The “Love Languages” of Jesus

I’m sure most of my readers have heard of the “five love languages”. The idea is that different personality types appreciate different ways of love being expressed. These are:

  • Quality Time
  • Receiving Gifts
  • Words of Affirmation
  • Acts of Service
  • Physical Touch

The idea is that if we discover what someone’s “love language” is, we can better communicate our love for them. Now I am sure there is a certain amount of truth in this, but what would you say that Jesus’ “love language” was? In what way does he wish us to express our love for him, and in what way does he show his love for us?

You could probably find occasions in the gospels in which Jesus either ‘spoke’ or was ‘spoken to’ in each of those five languages. But in John 13-17, which I have been working my way through recently, two “love languages” stand out that don’t make it into the list of five.


“If you love me, you will keep my commandments.
(John 14:15 ESV)

Whoever has my commandments and keeps them, he it is who loves me.
(John 14:21a ESV)

Jesus answered him, “If anyone loves me, he will keep my word,
(John 14:23a ESV)

If you keep my commandments, you will abide in my love,
(John 15:10a ESV)

The main way that Jesus asked his disciples to express their love for him was through obedience.

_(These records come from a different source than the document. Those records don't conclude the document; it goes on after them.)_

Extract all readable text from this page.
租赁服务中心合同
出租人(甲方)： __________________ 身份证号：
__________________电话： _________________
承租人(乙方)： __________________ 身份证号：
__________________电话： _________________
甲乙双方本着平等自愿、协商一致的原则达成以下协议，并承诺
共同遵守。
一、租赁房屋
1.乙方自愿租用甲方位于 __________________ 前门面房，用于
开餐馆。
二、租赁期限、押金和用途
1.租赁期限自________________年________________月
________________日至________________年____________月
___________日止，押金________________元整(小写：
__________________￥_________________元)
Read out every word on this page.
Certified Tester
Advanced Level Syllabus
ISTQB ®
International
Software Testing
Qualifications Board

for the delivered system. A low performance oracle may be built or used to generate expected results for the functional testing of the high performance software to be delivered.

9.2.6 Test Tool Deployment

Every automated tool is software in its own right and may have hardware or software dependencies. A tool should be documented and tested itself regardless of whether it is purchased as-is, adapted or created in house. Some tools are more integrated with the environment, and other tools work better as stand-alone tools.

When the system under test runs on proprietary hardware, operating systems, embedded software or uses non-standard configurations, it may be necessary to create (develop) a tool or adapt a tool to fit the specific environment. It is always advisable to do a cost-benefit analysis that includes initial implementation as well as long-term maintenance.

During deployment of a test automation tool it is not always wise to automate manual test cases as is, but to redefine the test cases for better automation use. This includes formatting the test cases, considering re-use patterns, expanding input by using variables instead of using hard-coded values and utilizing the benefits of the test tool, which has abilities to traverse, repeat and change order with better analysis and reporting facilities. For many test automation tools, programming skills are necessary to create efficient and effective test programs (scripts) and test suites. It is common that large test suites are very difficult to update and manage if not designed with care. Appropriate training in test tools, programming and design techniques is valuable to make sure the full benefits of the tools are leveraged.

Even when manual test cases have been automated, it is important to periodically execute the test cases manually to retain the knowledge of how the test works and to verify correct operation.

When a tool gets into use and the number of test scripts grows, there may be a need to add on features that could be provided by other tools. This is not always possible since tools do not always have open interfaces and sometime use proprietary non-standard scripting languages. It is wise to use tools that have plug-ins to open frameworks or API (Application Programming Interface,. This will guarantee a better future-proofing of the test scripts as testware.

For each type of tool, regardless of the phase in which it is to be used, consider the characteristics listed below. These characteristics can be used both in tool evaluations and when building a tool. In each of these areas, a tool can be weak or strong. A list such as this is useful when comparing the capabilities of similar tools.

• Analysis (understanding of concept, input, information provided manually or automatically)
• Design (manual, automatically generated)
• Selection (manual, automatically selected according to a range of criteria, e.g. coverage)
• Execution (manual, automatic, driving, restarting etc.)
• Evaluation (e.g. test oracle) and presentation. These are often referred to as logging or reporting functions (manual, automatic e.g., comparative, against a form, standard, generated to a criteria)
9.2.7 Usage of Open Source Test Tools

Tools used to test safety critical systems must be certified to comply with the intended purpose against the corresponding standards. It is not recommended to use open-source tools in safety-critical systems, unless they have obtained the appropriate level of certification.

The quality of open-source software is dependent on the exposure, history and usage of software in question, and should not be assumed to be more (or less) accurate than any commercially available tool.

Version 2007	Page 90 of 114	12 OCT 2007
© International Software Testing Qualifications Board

This is not legalism, it is the outworking of love. Jesus has told us plainly that his love language is obedience, and if we love him, we will demonstrate it by keeping his commandments.

Jesus himself demonstrated his own love for the Father in exactly the same way:

… I do as the Father has commanded me, so that the world may know that I love the Father. …
(John 14:31 ESV)


Obviously, Jesus did not express his love for his disciples through obedience to them. He certainly gave them quality time, and performed acts of service for them. He promised that he would show his love by “making his home” with his disciples through the indwelling of the Spirit (John 14:23). But the ultimate way that Jesus expresses his love for us is through sacrifice.

Now before the Feast of the Passover, when Jesus knew that his hour had come to depart out of this world to the Father, having loved his own who were in the world, he loved them to the end.
(John 13:1 ESV)

Greater love has no one than this, that someone lay down his life for his friends.
(John 15:13 ESV)

Jesus’ willingness to lay down his life demonstrated the extent of his love both for his Father, that he would obey even in this, and for us, that he would willingly die to save us.

Concluding thoughts

I guess I would sum up these verses about love in John with two observations:

  • Claiming to love Jesus is hollow if we are not willing to obey him.
  • We can’t love like Jesus loved, if we are not willing to sacrifice on behalf of others.

7 thoughts on “The “Love Languages” of Jesus

  1. Agreed those Scriptures on obedience do link with love. But to me when read in context, it doesn’t say; “If you love Me, you will strive with all your strength to obey Me and if you don’t obey Me then you don’t love Me”. If just says; “If …. will”. It sounds automatic to me.

    The analogy of marriage is pretty useful here. If a couple love each other, then the husband will not need to instruct his wife to cook the dinner every night. She just will. On their birthdays or anniversaries they will not need to instruct each other to buy presents. They just will!

    True – as Mark said, if we are not willing to obey Jesus then something’s clearly wrong. But the Scripture is clear – out of the heart flows …

    While our love for Jesus Christ may wax and wane and our obedience suffers – I find it wonderful to mediate on God’s never-failing love for us that doesn’t change whether we obey or we do not. Because when He looks at us, He sees His Son!

  2. Cook the dinner every night? should read… If a husband truly loves the wife she will not have to ask him to cook the dinner every night, he just will.

  3. There are two related issues you raise.

    The first is “how do we communicate love for Christ?” Your answer is, I believe, exactly right and beautifully put. The “love language” that communicates the most to him is obedience to him.

    I would differ with the view expressed by Dan that acts of obedience flow “automatically” as we love him. Some do, some are harder to carry out. Jesus’ struggle to obey the Father, as revealed in Gethsemane, was a real struggle that he had to fight and win. In that sense, the cross was not an easy act for Jesus, though out of love for the Father (and his own future joy) he submitted to its awefulness.

    Which leads to the second issue – what is Jesus’ “love language” to us. What we mean when we say that “sacrifice” was his primary love language really goes to the heart of things and is, frankly, a mystery that I haven’t yet really understood. I like to kid myself otherwise sometimes.

  4. thanks for the comments Al, very helpful about Jesus in Gethsemane. I am preaching soon on love and obedience so it is good to get some feedback on this.

  5. I am listening to “Deep In Love With You” by Michael W Smith and wanted to truly mean the words I sing to Yahweh. Reading this lifted off the burden of feeling that I do not love God enough. Thank you.